Rasueros, sincero, recibe con el cementerio a la entrada. De un blanco traslúcido, esa receptoría de muertos evoca más historias que historia en todo el pueblo queda. Poco más tarde el ruido del coche nos anuncia y abre de súbito la puerta de mi vieja casa de niño. La mueca de ternura de mis padres, ya aquejados de edad, el retozo de su risa ajada cuando abrazan a su nieto, mi hijo, me descoloca entre dos mundos de los cuales no formo completamente parte. Es un achuchón entre dos universos inmiscibles; los abuelos de Rasueros, el nieto de Valladolid y yo doliente de doble desarraigo, de la condición de forastero en ambas partes. Es un dolor desesperanzado sin antídoto que valga.

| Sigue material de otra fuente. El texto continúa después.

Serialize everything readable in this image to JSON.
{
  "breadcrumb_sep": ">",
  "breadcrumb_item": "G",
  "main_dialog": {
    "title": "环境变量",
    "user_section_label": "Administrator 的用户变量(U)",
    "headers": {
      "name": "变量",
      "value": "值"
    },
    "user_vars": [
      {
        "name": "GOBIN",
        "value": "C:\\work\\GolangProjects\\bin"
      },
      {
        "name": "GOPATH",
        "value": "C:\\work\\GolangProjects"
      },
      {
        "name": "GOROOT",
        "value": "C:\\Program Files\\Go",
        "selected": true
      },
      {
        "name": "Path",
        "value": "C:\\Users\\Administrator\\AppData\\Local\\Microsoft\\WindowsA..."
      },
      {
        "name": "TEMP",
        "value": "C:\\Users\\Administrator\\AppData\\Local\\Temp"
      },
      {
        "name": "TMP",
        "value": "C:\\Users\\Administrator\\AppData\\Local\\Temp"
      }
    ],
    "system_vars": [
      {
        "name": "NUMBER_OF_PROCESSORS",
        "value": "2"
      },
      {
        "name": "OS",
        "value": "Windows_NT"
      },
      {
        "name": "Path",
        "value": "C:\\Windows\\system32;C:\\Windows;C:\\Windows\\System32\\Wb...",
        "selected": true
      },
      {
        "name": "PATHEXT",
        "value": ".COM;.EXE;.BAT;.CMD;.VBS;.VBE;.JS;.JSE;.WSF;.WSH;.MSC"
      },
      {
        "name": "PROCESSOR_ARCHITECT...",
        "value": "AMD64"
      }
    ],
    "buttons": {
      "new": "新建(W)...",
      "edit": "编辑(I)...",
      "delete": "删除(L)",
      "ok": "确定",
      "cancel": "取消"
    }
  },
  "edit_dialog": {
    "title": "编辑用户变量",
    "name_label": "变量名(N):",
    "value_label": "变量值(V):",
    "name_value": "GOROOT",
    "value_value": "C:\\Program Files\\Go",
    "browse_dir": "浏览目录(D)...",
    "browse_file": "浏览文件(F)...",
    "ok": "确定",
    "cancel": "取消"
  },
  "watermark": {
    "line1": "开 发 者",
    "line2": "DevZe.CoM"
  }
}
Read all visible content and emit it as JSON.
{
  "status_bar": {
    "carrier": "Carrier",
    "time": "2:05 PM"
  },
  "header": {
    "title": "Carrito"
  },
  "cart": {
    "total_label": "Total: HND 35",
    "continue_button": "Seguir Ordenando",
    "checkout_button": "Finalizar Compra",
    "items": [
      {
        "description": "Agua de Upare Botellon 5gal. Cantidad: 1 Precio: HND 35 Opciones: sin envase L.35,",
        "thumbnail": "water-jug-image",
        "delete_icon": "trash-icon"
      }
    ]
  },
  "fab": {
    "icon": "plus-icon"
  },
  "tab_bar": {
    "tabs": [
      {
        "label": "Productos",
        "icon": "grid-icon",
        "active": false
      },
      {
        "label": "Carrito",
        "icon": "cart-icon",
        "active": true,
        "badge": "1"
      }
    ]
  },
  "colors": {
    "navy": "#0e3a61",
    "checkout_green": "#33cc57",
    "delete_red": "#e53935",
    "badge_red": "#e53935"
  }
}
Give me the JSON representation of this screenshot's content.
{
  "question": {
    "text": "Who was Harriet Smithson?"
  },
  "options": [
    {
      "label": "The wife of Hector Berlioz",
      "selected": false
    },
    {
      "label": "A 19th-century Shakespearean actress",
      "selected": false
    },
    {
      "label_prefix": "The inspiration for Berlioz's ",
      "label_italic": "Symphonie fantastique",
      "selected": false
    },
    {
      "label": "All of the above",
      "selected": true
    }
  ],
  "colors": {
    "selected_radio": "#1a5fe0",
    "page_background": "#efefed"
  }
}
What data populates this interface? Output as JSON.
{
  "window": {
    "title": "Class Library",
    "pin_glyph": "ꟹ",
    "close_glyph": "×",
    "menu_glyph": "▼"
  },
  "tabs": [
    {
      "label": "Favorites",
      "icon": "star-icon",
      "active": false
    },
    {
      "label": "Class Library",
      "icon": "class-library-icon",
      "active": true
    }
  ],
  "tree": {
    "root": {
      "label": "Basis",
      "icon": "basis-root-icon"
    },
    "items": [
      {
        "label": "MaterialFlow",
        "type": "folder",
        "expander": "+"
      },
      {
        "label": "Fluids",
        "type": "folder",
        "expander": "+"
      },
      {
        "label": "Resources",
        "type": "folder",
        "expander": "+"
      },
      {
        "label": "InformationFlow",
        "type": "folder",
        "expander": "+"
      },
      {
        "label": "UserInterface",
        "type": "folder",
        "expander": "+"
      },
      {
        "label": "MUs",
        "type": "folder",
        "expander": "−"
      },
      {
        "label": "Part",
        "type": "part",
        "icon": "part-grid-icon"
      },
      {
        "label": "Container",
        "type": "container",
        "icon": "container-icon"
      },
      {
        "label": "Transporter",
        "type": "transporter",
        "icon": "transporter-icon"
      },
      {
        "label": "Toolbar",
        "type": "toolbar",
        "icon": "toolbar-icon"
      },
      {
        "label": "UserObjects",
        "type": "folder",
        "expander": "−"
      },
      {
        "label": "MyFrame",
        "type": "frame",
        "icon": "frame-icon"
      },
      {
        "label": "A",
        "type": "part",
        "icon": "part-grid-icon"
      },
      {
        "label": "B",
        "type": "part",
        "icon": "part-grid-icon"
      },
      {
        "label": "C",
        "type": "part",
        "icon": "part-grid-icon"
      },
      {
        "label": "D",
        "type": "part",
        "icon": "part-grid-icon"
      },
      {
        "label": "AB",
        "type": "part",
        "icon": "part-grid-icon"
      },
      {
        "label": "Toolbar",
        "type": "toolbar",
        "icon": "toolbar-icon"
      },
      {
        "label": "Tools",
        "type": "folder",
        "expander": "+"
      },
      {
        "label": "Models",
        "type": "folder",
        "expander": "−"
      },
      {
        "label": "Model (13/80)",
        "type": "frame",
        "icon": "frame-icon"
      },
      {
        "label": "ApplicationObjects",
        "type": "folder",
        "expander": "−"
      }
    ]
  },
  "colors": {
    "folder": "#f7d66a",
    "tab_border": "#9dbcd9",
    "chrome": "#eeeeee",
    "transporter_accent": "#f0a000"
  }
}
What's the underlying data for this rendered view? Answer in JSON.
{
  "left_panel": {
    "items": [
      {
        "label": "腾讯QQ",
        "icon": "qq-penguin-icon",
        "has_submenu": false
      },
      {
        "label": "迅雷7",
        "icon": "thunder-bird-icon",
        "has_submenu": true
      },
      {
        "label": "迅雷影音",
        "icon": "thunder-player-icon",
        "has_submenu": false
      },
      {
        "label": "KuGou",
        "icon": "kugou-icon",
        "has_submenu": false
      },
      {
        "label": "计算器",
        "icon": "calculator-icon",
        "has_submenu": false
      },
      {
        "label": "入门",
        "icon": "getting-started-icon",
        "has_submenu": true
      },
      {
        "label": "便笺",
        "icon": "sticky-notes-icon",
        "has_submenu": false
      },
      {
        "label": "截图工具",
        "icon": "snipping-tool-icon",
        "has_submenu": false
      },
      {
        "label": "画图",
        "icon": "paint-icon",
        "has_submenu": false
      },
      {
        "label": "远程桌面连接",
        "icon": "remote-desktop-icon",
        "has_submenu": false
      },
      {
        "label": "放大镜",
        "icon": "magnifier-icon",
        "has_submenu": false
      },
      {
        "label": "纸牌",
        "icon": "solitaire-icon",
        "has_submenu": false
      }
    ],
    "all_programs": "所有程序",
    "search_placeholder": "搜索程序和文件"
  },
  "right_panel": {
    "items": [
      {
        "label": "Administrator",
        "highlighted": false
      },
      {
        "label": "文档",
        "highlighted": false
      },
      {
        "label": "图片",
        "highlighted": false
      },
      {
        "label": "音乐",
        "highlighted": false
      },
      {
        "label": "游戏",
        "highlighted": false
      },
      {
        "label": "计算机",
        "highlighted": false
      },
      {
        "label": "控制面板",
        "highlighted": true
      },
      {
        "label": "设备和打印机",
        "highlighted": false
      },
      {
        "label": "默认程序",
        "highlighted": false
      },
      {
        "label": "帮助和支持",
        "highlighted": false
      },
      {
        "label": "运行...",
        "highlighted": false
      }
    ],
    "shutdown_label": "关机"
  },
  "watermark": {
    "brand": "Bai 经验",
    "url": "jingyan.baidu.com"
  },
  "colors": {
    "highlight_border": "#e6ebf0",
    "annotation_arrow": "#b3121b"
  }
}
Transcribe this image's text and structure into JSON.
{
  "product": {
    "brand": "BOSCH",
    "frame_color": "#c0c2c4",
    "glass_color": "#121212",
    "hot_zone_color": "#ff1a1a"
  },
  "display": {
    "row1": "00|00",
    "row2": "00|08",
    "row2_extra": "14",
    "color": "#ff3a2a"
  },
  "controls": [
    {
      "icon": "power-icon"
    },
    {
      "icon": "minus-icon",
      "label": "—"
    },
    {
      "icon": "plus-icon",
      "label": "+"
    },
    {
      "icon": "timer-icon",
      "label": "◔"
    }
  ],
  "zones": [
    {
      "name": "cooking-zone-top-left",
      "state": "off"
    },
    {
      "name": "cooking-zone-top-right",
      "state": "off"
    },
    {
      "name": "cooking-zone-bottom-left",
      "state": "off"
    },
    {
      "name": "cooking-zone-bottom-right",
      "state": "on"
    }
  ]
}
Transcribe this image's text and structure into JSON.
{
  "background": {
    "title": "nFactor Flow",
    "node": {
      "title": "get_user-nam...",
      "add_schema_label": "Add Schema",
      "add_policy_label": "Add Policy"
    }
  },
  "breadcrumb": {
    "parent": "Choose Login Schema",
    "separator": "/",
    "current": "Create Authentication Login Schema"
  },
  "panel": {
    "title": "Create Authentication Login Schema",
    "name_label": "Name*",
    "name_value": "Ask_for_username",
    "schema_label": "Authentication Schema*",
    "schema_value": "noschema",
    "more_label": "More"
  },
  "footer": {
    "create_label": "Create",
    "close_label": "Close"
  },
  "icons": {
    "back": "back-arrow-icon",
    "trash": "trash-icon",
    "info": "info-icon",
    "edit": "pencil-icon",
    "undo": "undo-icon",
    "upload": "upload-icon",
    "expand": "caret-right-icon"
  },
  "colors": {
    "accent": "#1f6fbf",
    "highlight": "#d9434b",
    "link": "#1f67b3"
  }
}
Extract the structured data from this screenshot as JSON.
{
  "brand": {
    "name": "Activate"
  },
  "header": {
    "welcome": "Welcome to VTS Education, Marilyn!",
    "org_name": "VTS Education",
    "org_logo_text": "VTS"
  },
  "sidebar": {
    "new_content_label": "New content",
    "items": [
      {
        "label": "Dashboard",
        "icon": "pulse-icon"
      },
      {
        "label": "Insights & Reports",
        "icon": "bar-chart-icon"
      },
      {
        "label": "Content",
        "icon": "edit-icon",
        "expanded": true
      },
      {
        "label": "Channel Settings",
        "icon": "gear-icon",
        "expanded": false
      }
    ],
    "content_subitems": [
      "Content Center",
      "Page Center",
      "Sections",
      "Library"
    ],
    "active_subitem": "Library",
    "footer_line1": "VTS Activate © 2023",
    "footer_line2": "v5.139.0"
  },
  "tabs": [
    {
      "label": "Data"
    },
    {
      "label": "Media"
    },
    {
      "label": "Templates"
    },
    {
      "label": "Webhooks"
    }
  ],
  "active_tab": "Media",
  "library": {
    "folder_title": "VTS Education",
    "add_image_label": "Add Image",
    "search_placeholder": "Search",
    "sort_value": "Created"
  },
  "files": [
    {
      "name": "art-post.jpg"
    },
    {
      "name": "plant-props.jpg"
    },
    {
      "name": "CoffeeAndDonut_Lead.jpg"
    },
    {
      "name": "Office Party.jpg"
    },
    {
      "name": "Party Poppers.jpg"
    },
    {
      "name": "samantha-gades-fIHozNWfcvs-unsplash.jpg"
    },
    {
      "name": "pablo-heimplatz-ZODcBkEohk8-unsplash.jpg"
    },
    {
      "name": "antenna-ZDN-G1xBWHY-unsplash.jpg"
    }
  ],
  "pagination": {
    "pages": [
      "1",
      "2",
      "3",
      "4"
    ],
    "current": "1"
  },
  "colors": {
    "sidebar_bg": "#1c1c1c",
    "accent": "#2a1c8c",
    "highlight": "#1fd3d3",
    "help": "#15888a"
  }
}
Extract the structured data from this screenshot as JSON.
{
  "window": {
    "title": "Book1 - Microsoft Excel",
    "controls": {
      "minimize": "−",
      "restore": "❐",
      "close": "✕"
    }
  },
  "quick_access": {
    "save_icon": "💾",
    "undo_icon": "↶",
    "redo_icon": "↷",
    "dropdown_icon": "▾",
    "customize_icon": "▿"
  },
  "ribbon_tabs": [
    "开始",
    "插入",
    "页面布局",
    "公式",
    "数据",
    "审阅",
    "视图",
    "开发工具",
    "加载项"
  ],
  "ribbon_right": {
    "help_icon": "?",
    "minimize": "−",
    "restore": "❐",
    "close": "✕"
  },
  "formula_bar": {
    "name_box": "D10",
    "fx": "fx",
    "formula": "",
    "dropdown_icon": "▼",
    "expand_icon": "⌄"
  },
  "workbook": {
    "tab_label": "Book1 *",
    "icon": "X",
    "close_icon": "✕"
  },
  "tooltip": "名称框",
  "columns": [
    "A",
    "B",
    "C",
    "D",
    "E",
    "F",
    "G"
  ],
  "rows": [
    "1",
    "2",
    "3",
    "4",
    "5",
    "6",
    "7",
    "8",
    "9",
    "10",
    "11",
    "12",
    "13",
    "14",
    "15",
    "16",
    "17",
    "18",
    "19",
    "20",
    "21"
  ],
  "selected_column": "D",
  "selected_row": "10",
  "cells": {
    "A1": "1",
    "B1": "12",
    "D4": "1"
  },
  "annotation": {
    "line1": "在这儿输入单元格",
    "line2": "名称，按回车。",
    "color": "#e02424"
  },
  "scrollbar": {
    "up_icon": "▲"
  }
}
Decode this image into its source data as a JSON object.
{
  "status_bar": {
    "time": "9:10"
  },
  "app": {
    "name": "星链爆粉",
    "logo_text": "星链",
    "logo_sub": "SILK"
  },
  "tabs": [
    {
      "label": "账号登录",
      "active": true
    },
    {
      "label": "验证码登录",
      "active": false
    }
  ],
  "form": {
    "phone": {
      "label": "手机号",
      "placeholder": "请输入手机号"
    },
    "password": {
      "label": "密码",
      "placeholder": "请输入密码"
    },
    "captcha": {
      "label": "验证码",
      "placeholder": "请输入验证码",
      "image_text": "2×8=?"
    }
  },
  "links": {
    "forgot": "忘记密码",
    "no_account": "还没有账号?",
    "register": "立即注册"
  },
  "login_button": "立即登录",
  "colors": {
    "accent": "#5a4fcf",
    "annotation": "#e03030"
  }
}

En casa perdura el olor a cuadra, entrar España en la Unión Europea y salir las vacas de los pequeños establos familiares fue todo uno, con su partida sepultaron una época que inexorablemente languidecía. A pesar o quizá por ello, cada vez que abro una botella de leche recuerdo los esfuerzos vanos de mi padre intentando salvar a una res de la muerte y las lágrimas iracundas de mi madre ante la pérdida inevitable. Las vacas se fueron pero ¡ay! su tufillo permanece.
La tarde es café, saludos y paseo por calles desnudas entre casas, algunas reconstruidas, que sólo se llenan unos días en verano. Callejuelas que desaguan en la plaza que es alegoría de toda la región. Extensa y desahuciada de pasado. Hasta hace apenas dos años en su centro descansaba orgullosa una modesta fuente, la primera canalización de agua corriente, alivio de trabajo para nuestras abuelas. Alrededor unos jardines con bancos de piedra fedatarios de amistades y cogorzas, de amores y pasiones; ¡Si pudieran hablar cuántas virginidades perdidas quedarían desveladas!. Hoy un barreñón de cemento empavesado con luces de neón usurpa ese espacio. Sigo andando, el frontón no encuentra quien juegue en él, a la escuela no van más de seis u ocho zagales. Las piscinas que llegaron cuando niños, en las que aprendimos a nadar y conocimos a las chicas de los pueblos cercanos, están como a trasmano sin nadie que las haga caso. Las campanas de la torre mudéjar tocan a muerto.
El invierno en los pueblos es invierno; sin esperanza de primavera. El frío en las calles vaciadas de niños congela más adentro de los huesos. Cuando regreso al presente, unívocamente urbano, estoy un poco más triste.